The county land bank, officially named the Shelby County Land Reutilization Corporation, began to acquire properties and saw the demolition of five buildings in 2017 and has accepted bids to demolish 20 others. The goal of the Land Bank is to strategically acquire properties, return them to productive use, reduce blight, and increase property values. Some uses include selling them as side lots to adjacent homeowners, expanding areas for affordable new housing sites, or utilizing them as green spaces or park areas. The Shelby County Land Reutilization Corporation has been awarded a grant for reimbursement of expenses related to the tearing down and reallocation of properties through the Neighborhood Initiative Program. The Board owns 38 properties with others in different processes of acquisition.
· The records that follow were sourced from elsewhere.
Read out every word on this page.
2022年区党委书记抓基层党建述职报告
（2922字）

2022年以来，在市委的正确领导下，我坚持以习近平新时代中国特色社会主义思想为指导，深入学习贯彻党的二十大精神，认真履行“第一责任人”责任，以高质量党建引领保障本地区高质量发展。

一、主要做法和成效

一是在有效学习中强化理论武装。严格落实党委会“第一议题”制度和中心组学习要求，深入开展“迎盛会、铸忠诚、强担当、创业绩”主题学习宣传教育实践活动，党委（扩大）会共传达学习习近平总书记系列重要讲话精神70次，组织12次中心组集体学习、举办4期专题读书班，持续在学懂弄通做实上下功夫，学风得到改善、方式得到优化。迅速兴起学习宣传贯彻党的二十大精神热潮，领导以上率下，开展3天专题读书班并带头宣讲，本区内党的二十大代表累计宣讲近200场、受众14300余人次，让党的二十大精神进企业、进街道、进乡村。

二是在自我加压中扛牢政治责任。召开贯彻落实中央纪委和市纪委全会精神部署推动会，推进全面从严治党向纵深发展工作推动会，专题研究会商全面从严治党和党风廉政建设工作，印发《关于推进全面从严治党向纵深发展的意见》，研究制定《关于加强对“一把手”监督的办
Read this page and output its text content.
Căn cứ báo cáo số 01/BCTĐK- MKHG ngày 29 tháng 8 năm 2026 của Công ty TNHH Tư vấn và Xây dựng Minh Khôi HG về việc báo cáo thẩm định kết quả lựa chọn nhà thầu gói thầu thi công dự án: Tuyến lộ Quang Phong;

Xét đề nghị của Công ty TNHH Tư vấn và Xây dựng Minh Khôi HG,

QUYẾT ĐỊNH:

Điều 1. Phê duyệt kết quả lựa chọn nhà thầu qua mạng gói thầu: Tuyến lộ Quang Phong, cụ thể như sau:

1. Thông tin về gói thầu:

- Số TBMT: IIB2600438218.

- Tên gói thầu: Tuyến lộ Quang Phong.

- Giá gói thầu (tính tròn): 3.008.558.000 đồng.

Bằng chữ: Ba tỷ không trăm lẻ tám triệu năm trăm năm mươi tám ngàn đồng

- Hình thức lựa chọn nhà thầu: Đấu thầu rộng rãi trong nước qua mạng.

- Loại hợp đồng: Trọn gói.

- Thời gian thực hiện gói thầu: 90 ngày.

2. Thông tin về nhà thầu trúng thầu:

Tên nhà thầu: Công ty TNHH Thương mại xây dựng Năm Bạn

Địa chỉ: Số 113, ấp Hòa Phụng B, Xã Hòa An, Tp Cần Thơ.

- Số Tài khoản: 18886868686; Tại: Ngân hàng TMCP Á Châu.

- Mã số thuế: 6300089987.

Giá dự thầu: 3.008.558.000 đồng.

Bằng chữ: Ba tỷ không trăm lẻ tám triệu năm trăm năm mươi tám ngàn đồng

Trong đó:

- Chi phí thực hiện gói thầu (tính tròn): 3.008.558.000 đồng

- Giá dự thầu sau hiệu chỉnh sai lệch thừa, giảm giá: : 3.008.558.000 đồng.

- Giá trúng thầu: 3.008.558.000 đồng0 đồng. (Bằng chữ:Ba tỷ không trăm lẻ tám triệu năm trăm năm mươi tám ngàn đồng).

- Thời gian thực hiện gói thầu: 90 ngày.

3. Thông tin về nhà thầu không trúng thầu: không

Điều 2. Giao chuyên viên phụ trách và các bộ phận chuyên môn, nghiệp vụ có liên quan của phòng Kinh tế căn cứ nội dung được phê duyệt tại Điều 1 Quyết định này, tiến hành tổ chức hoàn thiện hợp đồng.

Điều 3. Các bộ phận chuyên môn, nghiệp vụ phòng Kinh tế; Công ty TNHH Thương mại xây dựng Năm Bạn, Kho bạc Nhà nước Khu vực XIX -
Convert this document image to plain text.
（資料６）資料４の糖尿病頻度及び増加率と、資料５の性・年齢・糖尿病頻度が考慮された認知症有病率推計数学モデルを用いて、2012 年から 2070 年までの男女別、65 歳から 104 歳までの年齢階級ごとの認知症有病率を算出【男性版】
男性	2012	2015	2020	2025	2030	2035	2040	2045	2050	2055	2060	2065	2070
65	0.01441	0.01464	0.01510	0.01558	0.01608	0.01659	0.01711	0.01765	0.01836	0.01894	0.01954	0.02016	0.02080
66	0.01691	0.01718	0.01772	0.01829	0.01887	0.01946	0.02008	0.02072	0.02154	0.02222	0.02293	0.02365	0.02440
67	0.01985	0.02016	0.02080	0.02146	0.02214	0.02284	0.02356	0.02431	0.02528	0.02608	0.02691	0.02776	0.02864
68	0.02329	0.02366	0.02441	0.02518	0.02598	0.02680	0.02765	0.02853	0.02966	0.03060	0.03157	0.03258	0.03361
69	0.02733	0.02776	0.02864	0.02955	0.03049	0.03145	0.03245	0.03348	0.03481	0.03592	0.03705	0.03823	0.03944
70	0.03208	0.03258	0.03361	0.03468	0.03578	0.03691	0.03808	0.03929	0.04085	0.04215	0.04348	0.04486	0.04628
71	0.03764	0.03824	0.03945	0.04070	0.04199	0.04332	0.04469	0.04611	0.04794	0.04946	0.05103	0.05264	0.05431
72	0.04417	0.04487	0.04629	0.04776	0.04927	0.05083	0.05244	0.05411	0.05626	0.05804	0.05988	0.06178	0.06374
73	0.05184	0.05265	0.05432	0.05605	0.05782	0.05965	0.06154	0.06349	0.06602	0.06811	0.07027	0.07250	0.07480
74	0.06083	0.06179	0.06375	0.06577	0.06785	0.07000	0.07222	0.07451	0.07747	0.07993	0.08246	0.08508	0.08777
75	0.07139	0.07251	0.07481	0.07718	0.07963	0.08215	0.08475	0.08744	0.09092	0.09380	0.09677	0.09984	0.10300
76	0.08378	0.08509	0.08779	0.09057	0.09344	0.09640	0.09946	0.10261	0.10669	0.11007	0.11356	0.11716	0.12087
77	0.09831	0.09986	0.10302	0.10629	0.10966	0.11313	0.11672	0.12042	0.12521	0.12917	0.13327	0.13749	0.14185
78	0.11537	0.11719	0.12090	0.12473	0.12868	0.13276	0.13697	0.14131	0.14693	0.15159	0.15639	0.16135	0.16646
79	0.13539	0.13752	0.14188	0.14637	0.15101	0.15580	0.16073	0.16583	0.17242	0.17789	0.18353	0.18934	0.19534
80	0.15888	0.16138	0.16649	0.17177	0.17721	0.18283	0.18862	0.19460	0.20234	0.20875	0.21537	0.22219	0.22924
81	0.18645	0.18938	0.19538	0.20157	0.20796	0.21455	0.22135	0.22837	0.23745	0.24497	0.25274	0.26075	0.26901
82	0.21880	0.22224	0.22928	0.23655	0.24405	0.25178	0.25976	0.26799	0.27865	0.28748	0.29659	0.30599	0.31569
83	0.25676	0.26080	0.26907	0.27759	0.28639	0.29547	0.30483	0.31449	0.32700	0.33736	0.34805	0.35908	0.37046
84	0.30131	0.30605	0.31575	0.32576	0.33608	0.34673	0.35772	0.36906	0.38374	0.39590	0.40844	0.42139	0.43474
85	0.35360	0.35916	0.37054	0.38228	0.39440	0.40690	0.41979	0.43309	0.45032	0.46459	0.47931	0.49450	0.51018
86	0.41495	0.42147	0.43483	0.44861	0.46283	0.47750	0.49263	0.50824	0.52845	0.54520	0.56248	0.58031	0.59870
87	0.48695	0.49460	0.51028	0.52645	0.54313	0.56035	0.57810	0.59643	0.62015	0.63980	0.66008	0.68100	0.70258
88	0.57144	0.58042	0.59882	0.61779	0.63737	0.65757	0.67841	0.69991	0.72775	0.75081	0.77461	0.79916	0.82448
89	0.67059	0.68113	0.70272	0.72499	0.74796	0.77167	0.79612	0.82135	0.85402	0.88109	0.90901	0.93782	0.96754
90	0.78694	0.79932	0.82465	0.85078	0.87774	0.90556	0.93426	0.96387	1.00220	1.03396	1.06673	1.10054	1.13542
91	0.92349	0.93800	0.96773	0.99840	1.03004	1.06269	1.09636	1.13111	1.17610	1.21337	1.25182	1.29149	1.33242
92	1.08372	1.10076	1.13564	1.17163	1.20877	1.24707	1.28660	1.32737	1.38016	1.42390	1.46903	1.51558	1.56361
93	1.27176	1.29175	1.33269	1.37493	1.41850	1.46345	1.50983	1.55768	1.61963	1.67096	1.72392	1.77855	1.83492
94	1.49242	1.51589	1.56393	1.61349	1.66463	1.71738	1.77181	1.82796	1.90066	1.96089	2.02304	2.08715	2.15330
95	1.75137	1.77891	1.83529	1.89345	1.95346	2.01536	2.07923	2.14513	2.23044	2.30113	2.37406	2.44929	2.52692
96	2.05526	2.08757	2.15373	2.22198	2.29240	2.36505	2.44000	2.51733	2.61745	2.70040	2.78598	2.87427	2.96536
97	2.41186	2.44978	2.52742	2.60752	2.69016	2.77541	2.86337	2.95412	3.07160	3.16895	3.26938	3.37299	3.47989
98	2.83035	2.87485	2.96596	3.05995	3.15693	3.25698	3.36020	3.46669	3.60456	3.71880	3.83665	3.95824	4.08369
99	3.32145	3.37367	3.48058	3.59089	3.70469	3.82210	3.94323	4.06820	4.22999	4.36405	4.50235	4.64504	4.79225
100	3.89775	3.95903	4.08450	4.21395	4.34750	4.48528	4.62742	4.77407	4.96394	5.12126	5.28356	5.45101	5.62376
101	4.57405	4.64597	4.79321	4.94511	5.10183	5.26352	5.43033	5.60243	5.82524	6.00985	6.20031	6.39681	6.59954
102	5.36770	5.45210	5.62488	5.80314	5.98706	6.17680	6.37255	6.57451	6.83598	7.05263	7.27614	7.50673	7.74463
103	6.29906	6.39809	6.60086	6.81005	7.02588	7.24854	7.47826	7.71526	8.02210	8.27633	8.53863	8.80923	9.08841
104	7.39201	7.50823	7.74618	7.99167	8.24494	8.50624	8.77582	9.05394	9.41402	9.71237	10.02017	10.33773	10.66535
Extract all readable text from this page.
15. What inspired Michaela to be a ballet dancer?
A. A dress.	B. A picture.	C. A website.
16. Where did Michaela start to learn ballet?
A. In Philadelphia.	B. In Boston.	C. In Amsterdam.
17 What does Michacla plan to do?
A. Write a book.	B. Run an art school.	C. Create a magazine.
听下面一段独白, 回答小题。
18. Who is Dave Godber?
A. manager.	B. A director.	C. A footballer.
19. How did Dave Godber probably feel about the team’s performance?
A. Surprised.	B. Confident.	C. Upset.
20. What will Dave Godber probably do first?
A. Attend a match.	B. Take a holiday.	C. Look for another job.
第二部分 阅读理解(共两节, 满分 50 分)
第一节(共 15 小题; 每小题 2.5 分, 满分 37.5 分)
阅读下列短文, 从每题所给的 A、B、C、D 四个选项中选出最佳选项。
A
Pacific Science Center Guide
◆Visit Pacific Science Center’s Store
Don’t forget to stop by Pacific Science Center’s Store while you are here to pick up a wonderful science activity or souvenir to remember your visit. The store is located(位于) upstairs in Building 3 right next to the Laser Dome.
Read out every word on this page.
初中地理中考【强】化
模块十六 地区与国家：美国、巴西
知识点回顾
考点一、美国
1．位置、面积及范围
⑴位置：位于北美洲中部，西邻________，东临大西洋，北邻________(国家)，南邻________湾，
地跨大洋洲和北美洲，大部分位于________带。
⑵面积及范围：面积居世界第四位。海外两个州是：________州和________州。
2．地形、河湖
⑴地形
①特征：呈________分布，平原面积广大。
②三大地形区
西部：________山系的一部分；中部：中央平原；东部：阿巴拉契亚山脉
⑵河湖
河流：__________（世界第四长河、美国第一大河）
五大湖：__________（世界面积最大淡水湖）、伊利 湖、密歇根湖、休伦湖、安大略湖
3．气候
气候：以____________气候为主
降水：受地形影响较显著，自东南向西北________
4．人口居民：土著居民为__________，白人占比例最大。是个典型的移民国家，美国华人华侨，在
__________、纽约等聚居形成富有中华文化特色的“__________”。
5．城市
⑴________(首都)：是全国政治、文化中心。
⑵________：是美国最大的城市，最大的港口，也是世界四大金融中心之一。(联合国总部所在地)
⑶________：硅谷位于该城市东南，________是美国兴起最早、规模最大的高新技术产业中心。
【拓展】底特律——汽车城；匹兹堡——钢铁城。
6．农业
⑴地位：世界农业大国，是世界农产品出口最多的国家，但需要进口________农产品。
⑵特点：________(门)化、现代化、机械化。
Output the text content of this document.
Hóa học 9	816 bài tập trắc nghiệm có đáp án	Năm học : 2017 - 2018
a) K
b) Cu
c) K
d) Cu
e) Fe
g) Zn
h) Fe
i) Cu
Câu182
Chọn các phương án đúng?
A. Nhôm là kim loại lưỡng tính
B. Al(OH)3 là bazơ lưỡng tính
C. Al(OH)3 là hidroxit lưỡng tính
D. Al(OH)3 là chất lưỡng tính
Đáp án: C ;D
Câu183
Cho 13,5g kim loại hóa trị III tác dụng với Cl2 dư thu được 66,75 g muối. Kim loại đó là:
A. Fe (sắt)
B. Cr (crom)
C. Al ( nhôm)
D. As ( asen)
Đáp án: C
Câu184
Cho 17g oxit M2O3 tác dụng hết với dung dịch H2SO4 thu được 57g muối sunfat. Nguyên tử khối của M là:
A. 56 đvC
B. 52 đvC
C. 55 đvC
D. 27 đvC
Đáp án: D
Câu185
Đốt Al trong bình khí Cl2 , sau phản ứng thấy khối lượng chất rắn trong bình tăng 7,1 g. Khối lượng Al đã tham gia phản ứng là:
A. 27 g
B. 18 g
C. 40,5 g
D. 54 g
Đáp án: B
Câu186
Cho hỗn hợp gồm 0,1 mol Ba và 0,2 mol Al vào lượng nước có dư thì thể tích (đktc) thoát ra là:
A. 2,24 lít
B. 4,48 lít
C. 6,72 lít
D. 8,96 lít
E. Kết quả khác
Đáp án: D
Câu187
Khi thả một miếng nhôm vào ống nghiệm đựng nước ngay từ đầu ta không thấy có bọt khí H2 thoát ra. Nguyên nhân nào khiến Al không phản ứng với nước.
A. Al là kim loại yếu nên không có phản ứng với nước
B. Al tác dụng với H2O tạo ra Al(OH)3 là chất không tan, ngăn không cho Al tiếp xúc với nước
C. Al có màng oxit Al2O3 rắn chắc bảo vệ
The County has contracted with Tom’s Construction to build a wastewater collection system in Newport which will transport Newport’s sewage to the Fort Loramie Wastewater Treatment Facility at a cost of $2,675,000. Tie-ins should occur in the spring of 2018.

At the fairgrounds, the new grandstands were completed and used for the first time. Plans are to utilize this facility throughout the year. Drainage issues were addressed at the Horse Arena noting that drainage for the entire fairgrounds will be a multi-step multi-year process. Plans are currently being developed to upgrade electrical systems that will help even out power distribution and alleviate crowding concerns with the camping areas.

Bob Geuy, County Engineer, is working with CSX Railroad to rehabilitate the bridge located on Fair Road at the Middle School and hopes to bid this project late in 2018 for construction in 2019 at an anticipated cost of $3.2 million.

Shelby County’s Nursing Home, Fair Haven, continues in its plans to renovate the facility. $9 million in bonds were recently issued to facilitate funding of the project with plans to sell $4 million in 2018. Fair Haven will have one wing of the facility torn down in Phase 1 with a new wing built and renovations done to portions of the remaining structure. Freytag & Associates, Inc. were retained to develop the plans while Thomas & Marker Construction Co. was awarded the initial contract with a bid of $11,212,000.

The Commissioners continue to work with local entities to address the heroin and opiate addictions crisis in our community including the Opiates Taskforce. The Tri-County Board of Recovery and Mental Health has been working with the Sheriff’s office and the Commissioners to develop plans for the STAR House which will serve as a Transitional Treatment House. The House will assist persons leaving jail with re-entry into the community with the goal that they will become established drug-free working members of the community.

For 2018, the County has projected General Fund revenues of approximately $17 million. We anticipate being very busy with the numerous building projects that are planned. We will also remain engaged with our legislators keeping them informed of the needs and challenges of our Shelby County community.

Your County Commissioners remain dedicated to serving the needs of the Shelby County residents. We welcome visitors to our sessions on Tuesdays and Thursdays and remain available by appointment as well.